Шагайте за мной, в веселое место доставлю вас... Винцо, бабенки, чего хочешь, того просишь...
- Да кто ты сам-то? - нахмурил брови Пугачев.
- Не сумлевайтесь, станичники. Я человек казенный, всему городу вестный, канцеляристом с прописью состою в некоем богоугодном заведении.
- Вроде как из крапивного семя, значит?
- Вроде Володи, на манер Кузьмы, хе-хе... Именитый купец Мешков, коего сатана утопить хотел, а бог спас, двоих ребятенок моих крестил, кумом мне доводится. Не сумлевайтесь. Шагайте. А то все питейные в канун завтрашнего праздника закрыты, ночь ведь... Ну, а там, у Федосьи Ларионовны, завсегда веселье... Она кума моя. Скучать, хе-хе, не доведется.
Казаки малость подумали, помялись... А что ж, после таких скоропоспешных делов, пожалуй, не грех и покуролесить! И они втроем поехали. Пугачев посадил гнусавого человека позади себя, велел крепче держаться за опояску.
Весело ли было в веселом доме, ни Пугачев, ни Семибратов не упомнят.

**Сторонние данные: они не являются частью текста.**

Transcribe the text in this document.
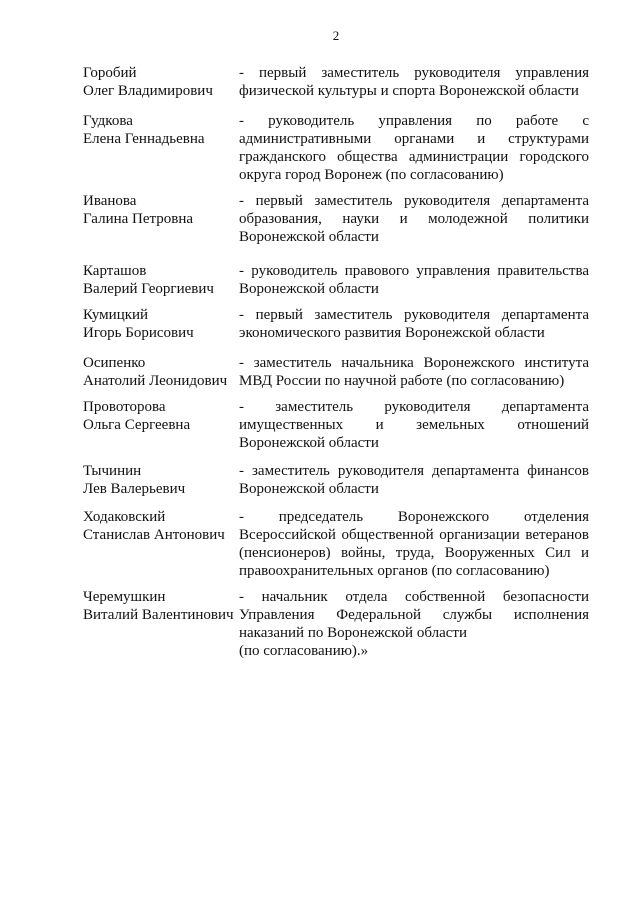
2
Горобий
Олег Владимирович
- первый заместитель руководителя управления
физической культуры и спорта Воронежской области
Гудкова
Елена Геннадьевна
- руководитель управления по работе с
административными органами и структурами
гражданского общества администрации городского
округа город Воронеж (по согласованию)
Иванова
Галина Петровна
- первый заместитель руководителя департамента
образования, науки и молодежной политики
Воронежской области
Карташов
Валерий Георгиевич
- руководитель правового управления правительства
Воронежской области
Кумицкий
Игорь Борисович
- первый заместитель руководителя департамента
экономического развития Воронежской области
Осипенко
Анатолий Леонидович
- заместитель начальника Воронежского института
МВД России по научной работе (по согласованию)
Провоторова
Ольга Сергеевна
- заместитель руководителя департамента
имущественных и земельных отношений
Воронежской области
Тычинин
Лев Валерьевич
- заместитель руководителя департамента финансов
Воронежской области
Ходаковский
Станислав Антонович
- председатель Воронежского отделения
Всероссийской общественной организации ветеранов
(пенсионеров) войны, труда, Вооруженных Сил и
правоохранительных органов (по согласованию)
Черемушкин
Виталий Валентинович
- начальник отдела собственной безопасности
Управления Федеральной службы исполнения
наказаний по Воронежской области
(по согласованию).»
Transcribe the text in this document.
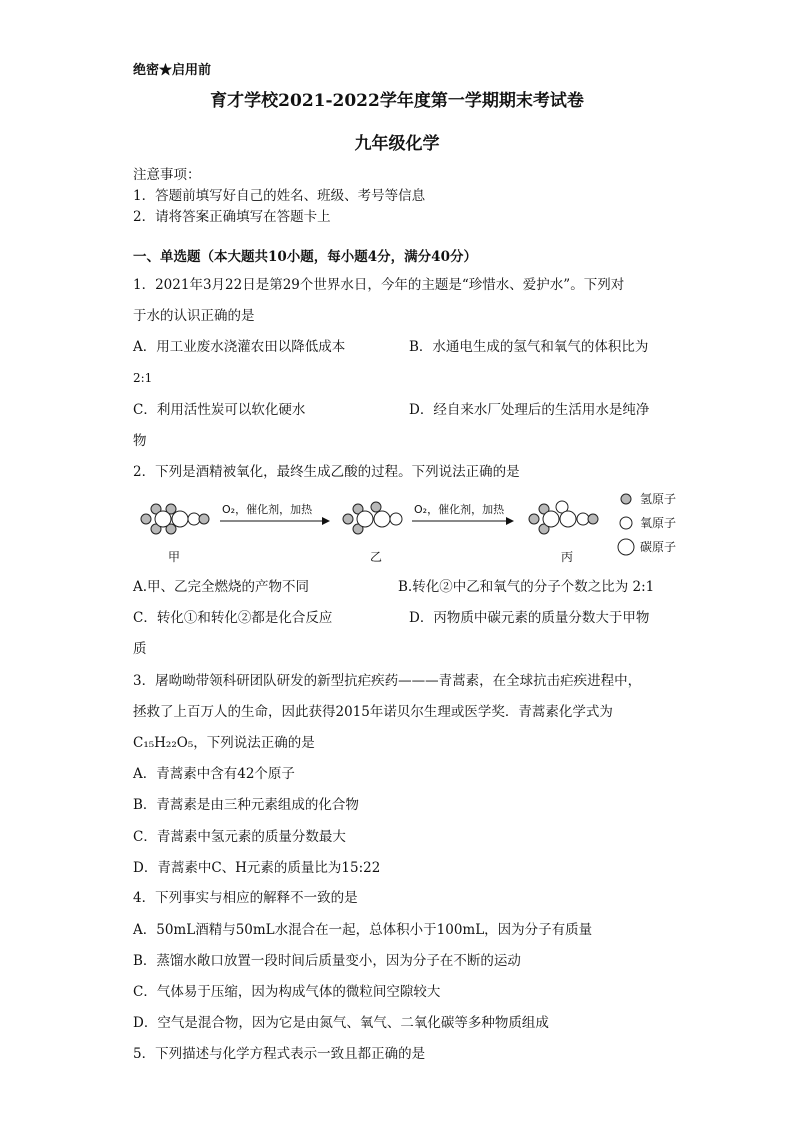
绝密★启用前
育才学校2021-2022学年度第一学期期末考试卷
九年级化学
注意事项：
1．答题前填写好自己的姓名、班级、考号等信息
2．请将答案正确填写在答题卡上
一、单选题（本大题共10小题，每小题4分，满分40分）
1．2021年3月22日是第29个世界水日，今年的主题是“珍惜水、爱护水”。下列对
于水的认识正确的是
A．用工业废水浇灌农田以降低成本	B．水通电生成的氢气和氧气的体积比为
2:1
C．利用活性炭可以软化硬水	D．经自来水厂处理后的生活用水是纯净
物
2．下列是酒精被氧化，最终生成乙酸的过程。下列说法正确的是
甲
O₂，催化剂，加热
乙
O₂，催化剂，加热
丙
氢原子
氧原子
碳原子
A.甲、乙完全燃烧的产物不同	B.转化②中乙和氧气的分子个数之比为 2:1
C．转化①和转化②都是化合反应	D．丙物质中碳元素的质量分数大于甲物
质
3．屠呦呦带领科研团队研发的新型抗疟疾药———青蒿素，在全球抗击疟疾进程中，
拯救了上百万人的生命，因此获得2015年诺贝尔生理或医学奖．青蒿素化学式为
C₁₅H₂₂O₅，下列说法正确的是
A．青蒿素中含有42个原子
B．青蒿素是由三种元素组成的化合物
C．青蒿素中氢元素的质量分数最大
D．青蒿素中C、H元素的质量比为15:22
4．下列事实与相应的解释不一致的是
A．50mL酒精与50mL水混合在一起，总体积小于100mL，因为分子有质量
B．蒸馏水敞口放置一段时间后质量变小，因为分子在不断的运动
C．气体易于压缩，因为构成气体的微粒间空隙较大
D．空气是混合物，因为它是由氮气、氧气、二氧化碳等多种物质组成
5．下列描述与化学方程式表示一致且都正确的是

Утром проснулись они среди могил на кладбище, оба их коня к березе привязаны, травку щиплют, в кустарнике распевают малые пичуги, в дальнем углу хоронят покойника, "вечную память" попы с дьячками тоскливо тянут.
- Батюшки! - закричал Пугачев, хлопнув себя по карманам. - Ванька, а где же деньги?
Семибратов пошарил оторопело в пустых своих карманах, сел на могилу, затряс головой и молча заплакал. Ну до чего ему жалко было двадцати пяти рублей! Сердце Пугачева тоже заскучало.
- Вот как умыли нас с тобой, спасибо, спасибо, - растерянно бормотал он, ощупывая зад штанов и шапку. - И чего ты, дурак толсторожий, воешь?
Неужто приличествует казаку слезами умываться? Не хнычь, дурак. Золото все в целости у меня. Что в шапке, что в штанах. Не добрались. А ведь их, чуешь, сволочей-то, воришек-то, помню, много крутилось возле нас. У меня боле сотни выкрали... Ах, злодеи, ах, ироды... Ты вот что скажи: таперь ли нам пошукать по канцеляриям да того гундосого дьявола саблей зарубить, али как возворотимся с Камы расквитаться с ним?
- Я на Каму ехать не в согласьи, я домой подаваться буду, - буркнул Семибратов, вытирая кулаком слезы.
- Дурак... Да что у тебя в Зимовейской-то - жена да малые дети, что ли? Казак всю жизнь долю свою искать по свету должен. А ты что? Баба.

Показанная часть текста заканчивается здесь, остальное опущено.